One might object that luck is not the full story. However talented he may be, Woods had to practice countless hours from his early youth to get where he is today. Does he not deserve to benefit from his hard work? Rawls has an answer that I suspect readers will find surprising. He thinks that if you have the personality trait of working hard, this too is a matter of luck. Even though Woods practiced strenuously, he does not deserve to benefit from this trait.
As Thomas Pogge has noted in his recent biography John Rawls: His Life and Theory of Justice, Rawls was especially sensitive to issues of luck because of a sad occurrence in his own life. Two of his brothers died in childhood because they had contracted fatal illnesses from him. Pogge calls the loss of the brothers the “most important events in Jack’s childhood.” In 1928, the 7-year-old Rawls contracted diphtheria. His brother Bobby, younger by 20 months, visited him in his room and was fatally infected.

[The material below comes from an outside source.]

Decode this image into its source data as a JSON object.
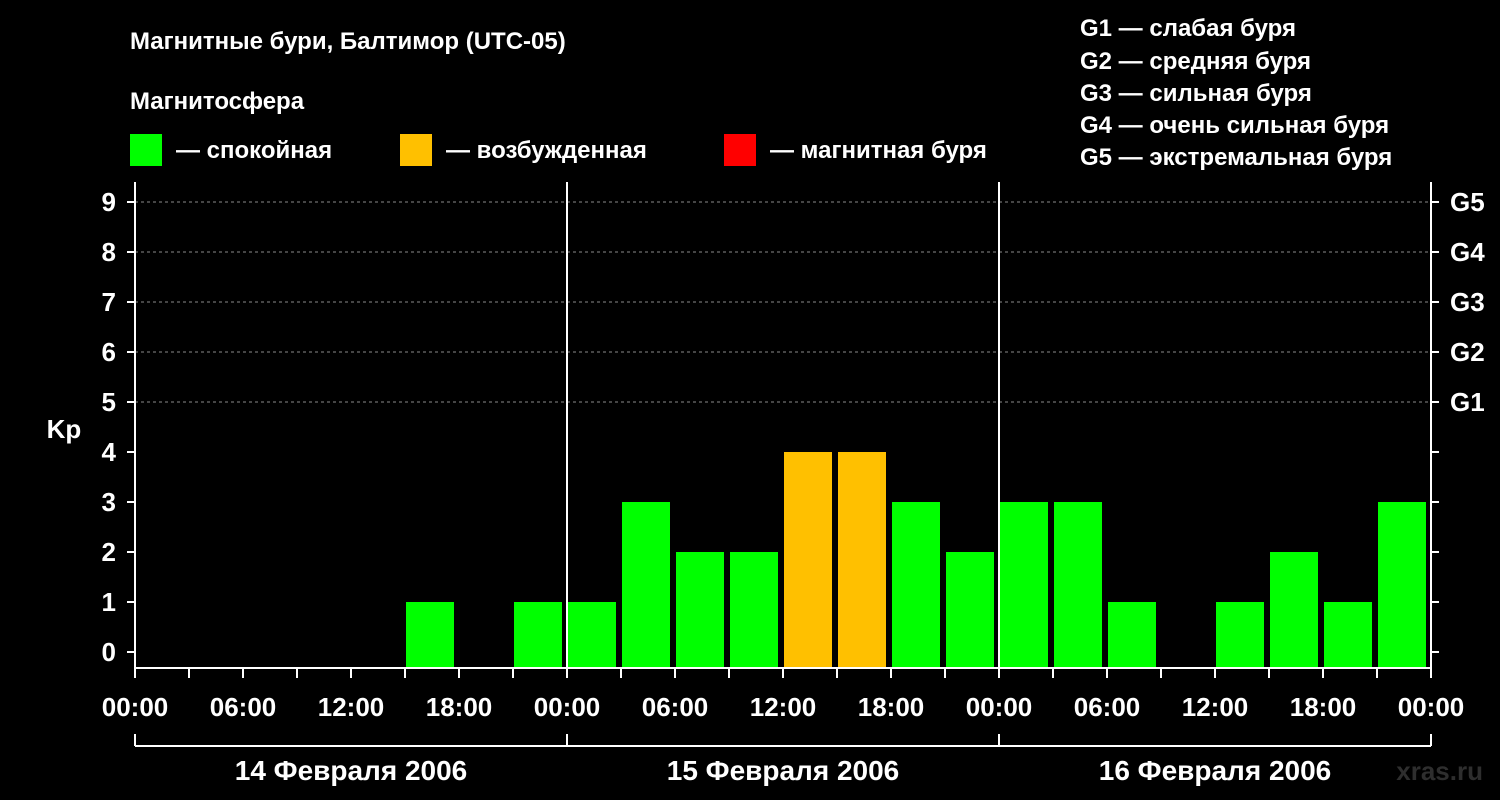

The next winter, Rawls contracted pneumonia. Another younger brother, Tommy, caught the illness from him and died.
An interesting critique of Rawls may come from moral psychology, which has found that people have strange and sometimes contrary intuitions about moral dilemmas, reaching answers that aren't always amenable to classical conceptions of reason. Rawls's scheme depends on a set of unbiased thinkers behind a veil of ignorance, but perhaps innate biases and irrational quirks rule out any truly ideal foundation for a social contract.